E’ all’”urlo straziante“, “sicuramente” pronunciato dalla vittima, peraltro chiaramente udito da alcune testimoni, che secondo i giudici della prima sezione penale della Cassazione andrebbe ricondotta l’ora della morte di Meredith la quale dunque andrebbe posticipata rispetto alla ricostruzione presentata dai giudici d’appello. Seguendo questa impostazione, Rudy Guede non avrebbe dunque potuto agire da solo, avendo palesemente sottovalutato la Corte d’assise d’appello “gli indizi a carico di Knox e Sollecito“. “La pronuncia impugnata -scrivono io giudici di Piazza Cavour- presta il fianco al lamentato vizio di violazione di legge e di difetto di adeguata motivazione nel passaggio cruciale della ricostruzione del fatto che attiene alla presenza di concorrenti nel reato, nell’abitazione nella disponibilità oltre che della vittima, della sola Knox, in quella maledetta serata, profilo che non va sicuramente inteso in un automatismo probatorio, ma che costituisce un segmento significativo nell’itinerario costruttivo“.

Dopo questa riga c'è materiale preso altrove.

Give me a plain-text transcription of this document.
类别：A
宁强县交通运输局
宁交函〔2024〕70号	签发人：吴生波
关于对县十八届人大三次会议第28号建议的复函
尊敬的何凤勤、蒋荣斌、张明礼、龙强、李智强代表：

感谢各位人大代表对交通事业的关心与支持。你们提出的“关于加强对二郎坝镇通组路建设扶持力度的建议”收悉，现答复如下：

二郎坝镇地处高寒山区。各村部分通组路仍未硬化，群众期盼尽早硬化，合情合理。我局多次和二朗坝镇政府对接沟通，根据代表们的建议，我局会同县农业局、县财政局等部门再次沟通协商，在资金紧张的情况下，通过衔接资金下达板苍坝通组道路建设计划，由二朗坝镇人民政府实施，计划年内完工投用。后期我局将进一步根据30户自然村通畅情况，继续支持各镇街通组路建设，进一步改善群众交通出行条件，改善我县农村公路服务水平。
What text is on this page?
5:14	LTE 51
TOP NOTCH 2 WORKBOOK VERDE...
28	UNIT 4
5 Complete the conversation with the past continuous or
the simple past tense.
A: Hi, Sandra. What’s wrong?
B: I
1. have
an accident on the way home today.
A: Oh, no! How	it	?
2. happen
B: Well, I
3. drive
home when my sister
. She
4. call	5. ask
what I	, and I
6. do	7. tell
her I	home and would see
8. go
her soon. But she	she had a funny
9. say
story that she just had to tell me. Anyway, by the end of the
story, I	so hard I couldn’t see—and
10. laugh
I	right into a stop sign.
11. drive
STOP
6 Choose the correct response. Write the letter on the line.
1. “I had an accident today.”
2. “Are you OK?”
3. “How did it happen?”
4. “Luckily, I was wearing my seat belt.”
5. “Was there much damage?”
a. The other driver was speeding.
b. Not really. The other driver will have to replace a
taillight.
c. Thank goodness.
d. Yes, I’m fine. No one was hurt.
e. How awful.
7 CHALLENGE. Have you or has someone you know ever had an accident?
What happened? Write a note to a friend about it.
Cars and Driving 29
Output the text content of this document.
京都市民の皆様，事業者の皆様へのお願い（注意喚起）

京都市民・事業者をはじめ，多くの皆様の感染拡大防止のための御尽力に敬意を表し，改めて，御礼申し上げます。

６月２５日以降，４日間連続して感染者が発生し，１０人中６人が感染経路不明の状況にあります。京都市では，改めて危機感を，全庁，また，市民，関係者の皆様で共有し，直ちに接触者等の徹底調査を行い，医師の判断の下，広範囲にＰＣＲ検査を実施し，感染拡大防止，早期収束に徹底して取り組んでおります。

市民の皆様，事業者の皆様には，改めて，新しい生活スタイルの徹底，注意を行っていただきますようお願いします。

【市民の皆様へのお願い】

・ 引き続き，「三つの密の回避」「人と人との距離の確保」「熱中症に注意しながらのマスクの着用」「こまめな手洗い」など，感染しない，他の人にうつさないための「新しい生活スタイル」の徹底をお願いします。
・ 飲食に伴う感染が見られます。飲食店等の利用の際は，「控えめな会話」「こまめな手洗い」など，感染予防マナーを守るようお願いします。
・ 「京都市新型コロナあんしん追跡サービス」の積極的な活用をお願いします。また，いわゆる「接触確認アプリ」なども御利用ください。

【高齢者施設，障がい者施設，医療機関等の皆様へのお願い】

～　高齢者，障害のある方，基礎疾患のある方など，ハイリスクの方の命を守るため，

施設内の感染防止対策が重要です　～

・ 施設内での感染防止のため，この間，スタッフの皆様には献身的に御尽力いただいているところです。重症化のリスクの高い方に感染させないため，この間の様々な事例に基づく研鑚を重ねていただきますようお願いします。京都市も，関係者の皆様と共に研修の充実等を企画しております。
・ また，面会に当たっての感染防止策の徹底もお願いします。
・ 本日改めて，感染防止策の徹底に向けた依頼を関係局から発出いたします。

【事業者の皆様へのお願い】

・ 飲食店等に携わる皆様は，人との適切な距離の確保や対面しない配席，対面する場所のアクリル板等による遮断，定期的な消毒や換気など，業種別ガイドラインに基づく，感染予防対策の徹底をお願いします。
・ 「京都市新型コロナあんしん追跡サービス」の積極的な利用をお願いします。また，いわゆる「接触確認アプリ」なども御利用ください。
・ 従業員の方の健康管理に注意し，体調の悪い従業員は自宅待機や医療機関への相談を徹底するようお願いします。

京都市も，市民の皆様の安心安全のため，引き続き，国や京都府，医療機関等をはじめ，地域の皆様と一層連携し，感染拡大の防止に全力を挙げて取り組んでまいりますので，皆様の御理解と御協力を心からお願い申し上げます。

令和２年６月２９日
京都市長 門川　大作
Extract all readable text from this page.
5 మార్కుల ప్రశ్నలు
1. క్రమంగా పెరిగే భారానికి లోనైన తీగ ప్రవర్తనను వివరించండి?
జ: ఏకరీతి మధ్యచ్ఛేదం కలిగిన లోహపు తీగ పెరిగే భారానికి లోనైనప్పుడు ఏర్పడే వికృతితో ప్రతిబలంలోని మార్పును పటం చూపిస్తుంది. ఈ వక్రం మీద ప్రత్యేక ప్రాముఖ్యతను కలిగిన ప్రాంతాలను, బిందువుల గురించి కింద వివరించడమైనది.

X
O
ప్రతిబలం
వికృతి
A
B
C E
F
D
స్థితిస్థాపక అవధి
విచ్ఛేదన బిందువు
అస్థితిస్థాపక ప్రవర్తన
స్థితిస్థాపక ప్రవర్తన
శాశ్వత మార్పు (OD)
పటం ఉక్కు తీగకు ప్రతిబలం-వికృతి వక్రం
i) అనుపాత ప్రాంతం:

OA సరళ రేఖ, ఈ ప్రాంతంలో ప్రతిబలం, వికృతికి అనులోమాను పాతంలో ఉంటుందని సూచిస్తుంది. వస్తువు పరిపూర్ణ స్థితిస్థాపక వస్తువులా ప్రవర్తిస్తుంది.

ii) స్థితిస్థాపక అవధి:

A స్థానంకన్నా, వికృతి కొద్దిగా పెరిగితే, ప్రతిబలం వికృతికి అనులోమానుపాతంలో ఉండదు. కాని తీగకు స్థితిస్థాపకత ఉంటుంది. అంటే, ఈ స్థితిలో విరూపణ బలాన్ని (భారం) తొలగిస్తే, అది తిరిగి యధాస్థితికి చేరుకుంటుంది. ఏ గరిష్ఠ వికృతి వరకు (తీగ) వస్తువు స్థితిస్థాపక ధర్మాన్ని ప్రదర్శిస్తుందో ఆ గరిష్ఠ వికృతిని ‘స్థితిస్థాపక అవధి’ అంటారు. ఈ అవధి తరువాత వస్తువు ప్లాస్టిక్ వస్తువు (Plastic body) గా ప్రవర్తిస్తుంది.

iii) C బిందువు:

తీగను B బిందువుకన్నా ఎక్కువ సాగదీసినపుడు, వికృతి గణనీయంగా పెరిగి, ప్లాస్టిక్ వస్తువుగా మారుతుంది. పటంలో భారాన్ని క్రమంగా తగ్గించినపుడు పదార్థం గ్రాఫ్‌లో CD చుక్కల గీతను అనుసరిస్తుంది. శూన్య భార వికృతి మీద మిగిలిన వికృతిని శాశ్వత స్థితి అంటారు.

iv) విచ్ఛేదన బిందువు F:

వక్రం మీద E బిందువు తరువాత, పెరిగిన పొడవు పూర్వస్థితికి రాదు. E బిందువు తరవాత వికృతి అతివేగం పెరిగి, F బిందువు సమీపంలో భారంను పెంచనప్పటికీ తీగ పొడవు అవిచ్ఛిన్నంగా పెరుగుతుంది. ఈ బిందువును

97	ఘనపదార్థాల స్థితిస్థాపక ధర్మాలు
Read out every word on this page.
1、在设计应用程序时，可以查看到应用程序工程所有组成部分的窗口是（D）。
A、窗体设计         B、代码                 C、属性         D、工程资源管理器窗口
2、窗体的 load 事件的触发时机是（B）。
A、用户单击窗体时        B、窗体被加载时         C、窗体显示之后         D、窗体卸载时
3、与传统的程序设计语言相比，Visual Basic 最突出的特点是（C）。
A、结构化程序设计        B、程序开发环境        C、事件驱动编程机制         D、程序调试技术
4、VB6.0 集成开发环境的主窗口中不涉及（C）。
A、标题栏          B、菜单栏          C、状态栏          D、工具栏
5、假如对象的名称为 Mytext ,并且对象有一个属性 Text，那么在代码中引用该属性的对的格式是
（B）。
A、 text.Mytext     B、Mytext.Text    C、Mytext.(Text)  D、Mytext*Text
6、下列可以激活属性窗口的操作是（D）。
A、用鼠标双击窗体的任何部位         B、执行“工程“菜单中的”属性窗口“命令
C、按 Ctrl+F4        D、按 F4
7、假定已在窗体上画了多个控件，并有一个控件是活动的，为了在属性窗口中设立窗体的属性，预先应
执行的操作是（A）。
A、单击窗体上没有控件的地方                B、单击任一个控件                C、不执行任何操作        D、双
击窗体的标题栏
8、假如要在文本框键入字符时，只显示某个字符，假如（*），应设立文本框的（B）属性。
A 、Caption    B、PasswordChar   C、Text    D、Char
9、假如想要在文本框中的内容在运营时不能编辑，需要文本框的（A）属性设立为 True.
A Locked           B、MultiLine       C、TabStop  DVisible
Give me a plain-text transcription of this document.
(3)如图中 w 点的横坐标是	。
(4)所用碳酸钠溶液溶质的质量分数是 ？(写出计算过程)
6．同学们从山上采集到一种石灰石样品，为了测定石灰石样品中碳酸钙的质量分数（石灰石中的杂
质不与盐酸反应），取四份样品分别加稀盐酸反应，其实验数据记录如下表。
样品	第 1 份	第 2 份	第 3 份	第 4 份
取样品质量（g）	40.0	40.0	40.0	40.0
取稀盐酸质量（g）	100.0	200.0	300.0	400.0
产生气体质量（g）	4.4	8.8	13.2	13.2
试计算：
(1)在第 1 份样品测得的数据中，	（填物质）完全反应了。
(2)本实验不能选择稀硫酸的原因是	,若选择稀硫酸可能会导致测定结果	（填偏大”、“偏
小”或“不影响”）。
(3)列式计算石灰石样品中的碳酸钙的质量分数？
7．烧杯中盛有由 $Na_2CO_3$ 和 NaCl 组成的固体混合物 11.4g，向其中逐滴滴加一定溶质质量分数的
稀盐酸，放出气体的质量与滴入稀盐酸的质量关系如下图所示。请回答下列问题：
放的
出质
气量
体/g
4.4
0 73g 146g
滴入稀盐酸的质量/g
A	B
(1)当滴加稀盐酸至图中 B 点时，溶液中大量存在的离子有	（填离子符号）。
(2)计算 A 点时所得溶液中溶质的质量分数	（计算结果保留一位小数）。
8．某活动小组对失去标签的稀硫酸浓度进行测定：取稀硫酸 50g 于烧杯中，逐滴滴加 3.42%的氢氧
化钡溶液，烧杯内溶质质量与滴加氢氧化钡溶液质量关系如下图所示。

Rudy Guede è stato l’unico a subire una condanna definitiva che risponde al reato di “concorso in omicidio“. Il giovane di origini ivoriane, infatti, è tenuto a scontare una pena detentiva di 16 anni dal momento che il giudizio è avvenuto con rito abbreviato. Nello specifico, la Suprema Corte ha evidenziato la sussistenza di “molteplici profili di manchevolezze, contraddittorietà ed illogicità manifesta” nella sentenza d’appello. Si apprende infatti dalle motivazioni depositate oggi che “il giudice del rinvio dovrà porre rimedio nella sua più ampia facoltà di valutazione, agli aspetti di criticità argomentativa, operando un esame globale e unitario degli indizi, attraverso il quale dovrà essere accertato se la relativa ambiguità di ciascun elemento probatorio possa risolversi, poiché nella valutazione complessiva, ciascun indizio si somma e si integra con gli altri“.
L’esito di tale “valutazione osmotica -hanno proseguito nella valutazione gli ermellini- sarà decisiva non solo a dimostrare la presenza dei due imputati nel locus commissi delicti, ma ad eventualmente delineare la posizione soggettiva dei concorrenti” di Rudy Guede. Costituisce un’evidenza “grave” la “menzogna” più volte sostenuta da Amanda Knox contro Patrick Lumumba, accusato dalla ragazza dell’omicidio di Meredith. L’infamia sarebbe stata dettata da precisi scopi auto-tutelativi, la stessa infatti, si legge nelle motivazioni, poteva “mirare proprio all’allontanamento degli investigatori dalla persona dell’indagata, detentrice delle chiavi che davano accesso” alla casa del delitto. La tesi costituisce una delle ipotesi messe in rilievo dalla Cassazione che, secondo i giudici supremi, è stata palesemente e gravosamente bistrattata dai giudici d’appello.
Amanda, “seppure molto giovane“,prosegue la sentenza ‘suprema’, “era ragazza matura, con un livello culturale adeguato, nata e vissuta in uno Stato la cui legislazione non consente di accusare gratuitamente una persona, pur di liberare se stesso da una situazione imbarazzante”. La Cassazione precisa dunque che, essendo gli estremi del reato di calunnia “ritenuti ricorrere da tutte e due le corti di merito“, sarà il processo d’appello-bis a dover decretare se tale reato sia ricollegabile alla contestazione più grave (appunto quella di omicidio) o se viceversa ne risulti completamente estraneo, così come già ritenuto dai giudici del merito nel primo processo d’appello. “Se gioco erotico c’è stato si cerchino gli altri protagonisti che non sono certamente Raffaele Sollecito e Amanda Knox”, ha affermato ai margini della deposizione Giulia Bongiorno, avvocato difensore del giovane pugliese. “La prova scientifica –è tornata a rimarcare l’innocenza dell’assistito la stessa Bongiorno- dimostra infatti che non ci sono tracce di Dna di Sollecito e della Knox sulla scena del delitto”.